The press release also noted substantial improvement in osteoarthritis pain — a secondary endpoint that has implications well beyond pure weight loss, since the OA-obesity feedback loop drives a significant chunk of musculoskeletal disability.

Safety profile from the Scientific American coverage:

  • Approximately one-third of participants experienced nausea or diarrhea
  • About one-quarter reported constipation
  • 10–25% experienced vomiting (dose-dependent)
  • Experts characterized the side-effect profile as "in line with expectations" for the GLP-1 family

Lilly is expected to file for FDA approval based on this and additional readouts. Seven additional Phase 3 readouts for retatrutide are expected in 2026.

Why it matters

For the strength-peptide and metabolic-health community, retatrutide's data shifts several conversations:

The "ceiling" of metabolic peptide effect just moved. Semaglutide produces ~15% weight loss; tirzepatide ~22%. Retatrutide producing 28% means the dose-response space for these compounds isn't fully explored. The biology has more room.

The triple-agonist thesis is validated. Adding glucagon agonism to GLP-1 + GIP appears to produce more weight loss than either single or dual agonism. Pharmacologists will continue probing this space.

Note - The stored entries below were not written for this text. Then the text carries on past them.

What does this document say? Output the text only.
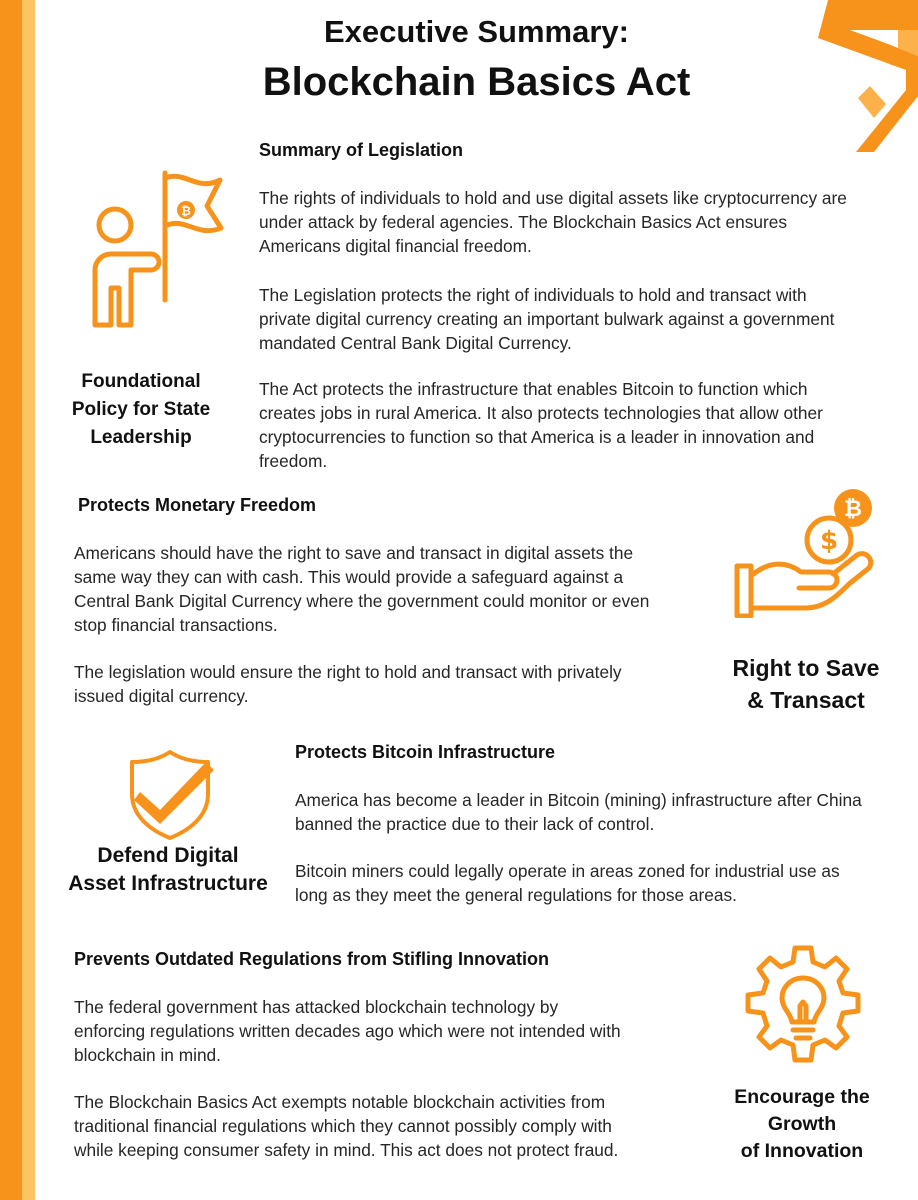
Executive Summary:
Blockchain Basics Act
₿
Foundational
Policy for State
Leadership
Summary of Legislation
The rights of individuals to hold and use digital assets like cryptocurrency are
under attack by federal agencies. The Blockchain Basics Act ensures
Americans digital financial freedom.
The Legislation protects the right of individuals to hold and transact with
private digital currency creating an important bulwark against a government
mandated Central Bank Digital Currency.
The Act protects the infrastructure that enables Bitcoin to function which
creates jobs in rural America. It also protects technologies that allow other
cryptocurrencies to function so that America is a leader in innovation and
freedom.
Protects Monetary Freedom
Americans should have the right to save and transact in digital assets the
same way they can with cash. This would provide a safeguard against a
Central Bank Digital Currency where the government could monitor or even
stop financial transactions.
The legislation would ensure the right to hold and transact with privately
issued digital currency.
$
₿
Right to Save
& Transact
Defend Digital
Asset Infrastructure
Protects Bitcoin Infrastructure
America has become a leader in Bitcoin (mining) infrastructure after China
banned the practice due to their lack of control.
Bitcoin miners could legally operate in areas zoned for industrial use as
long as they meet the general regulations for those areas.
Prevents Outdated Regulations from Stifling Innovation
The federal government has attacked blockchain technology by
enforcing regulations written decades ago which were not intended with
blockchain in mind.
The Blockchain Basics Act exempts notable blockchain activities from
traditional financial regulations which they cannot possibly comply with
while keeping consumer safety in mind. This act does not protect fraud.
Encourage the
Growth
of Innovation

The osteoarthritis benefit is notable. Strength and recovery athletes often deal with OA-spectrum joint issues. If retatrutide's OA benefit holds up, it adds a non-weight-loss reason to consider the class for some populations.

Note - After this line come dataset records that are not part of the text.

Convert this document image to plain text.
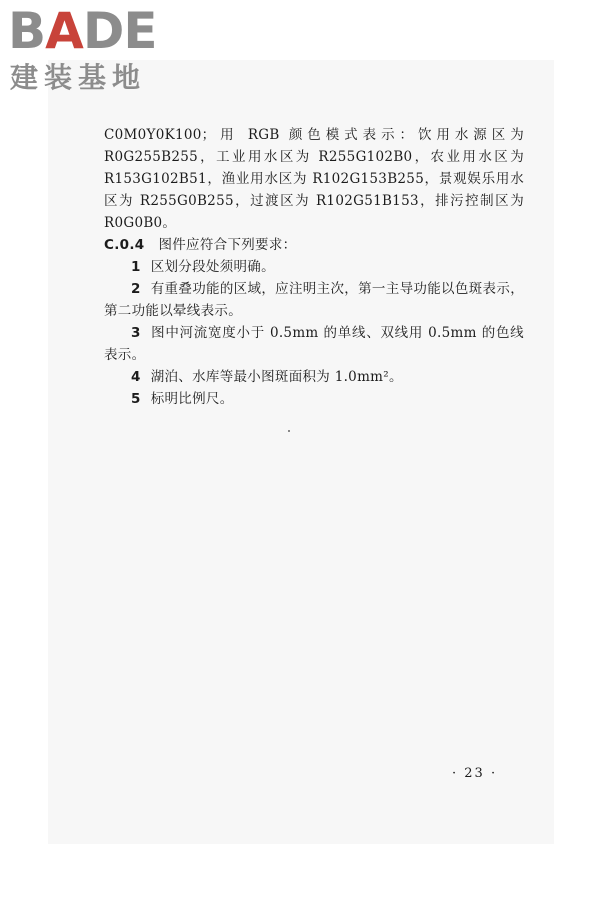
BADE
建装基地

C0M0Y0K100；用 RGB 颜色模式表示：饮用水源区为 R0G255B255，工业用水区为 R255G102B0，农业用水区为 R153G102B51，渔业用水区为 R102G153B255，景观娱乐用水区为 R255G0B255，过渡区为 R102G51B153，排污控制区为 R0G0B0。

C.0.4 图件应符合下列要求：

1 区划分段处须明确。

2 有重叠功能的区域，应注明主次，第一主导功能以色斑表示，第二功能以晕线表示。

3 图中河流宽度小于 0.5mm 的单线、双线用 0.5mm 的色线表示。

4 湖泊、水库等最小图斑面积为 1.0mm²。

5 标明比例尺。

· 23 ·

Lean-mass loss concerns remain. The TRIUMPH-1 readout focuses on total weight loss, not body composition specifics. If retatrutide's composition mirrors semaglutide and tirzepatide (~25–35% of weight loss from lean tissue), then the absolute lean loss in a 70-lb total drop is meaningful. The peptide-stacking logic for lean preservation becomes more relevant the bigger the total loss.

For the broader strength-peptide stacking framework see semaglutide + peptide stack: protecting lean mass on GLP-1 and tirzepatide vs semaglutide for body composition.

What to watch

The retatrutide story is mid-arc:

  • Seven additional Phase 3 readouts expected in 2026 (per Lilly press release). Watch for type 2 diabetes, cardiovascular outcomes, and additional subpopulation data.
  • FDA approval timeline — likely 2027–2028 based on typical post-Phase 3 review. Compounded availability may precede formal approval.
  • Pricing and access — Lilly's pricing decision will significantly affect uptake. Watch for direct-to-consumer pricing similar to Zepbound.
  • Body composition substudies — the lean-mass loss question deserves dedicated analysis. Watch for DEXA-based substudies in the broader Phase 3 program.
  • Competitive response — Novo Nordisk's CagriSema and other triple agonist candidates will move faster to keep pace.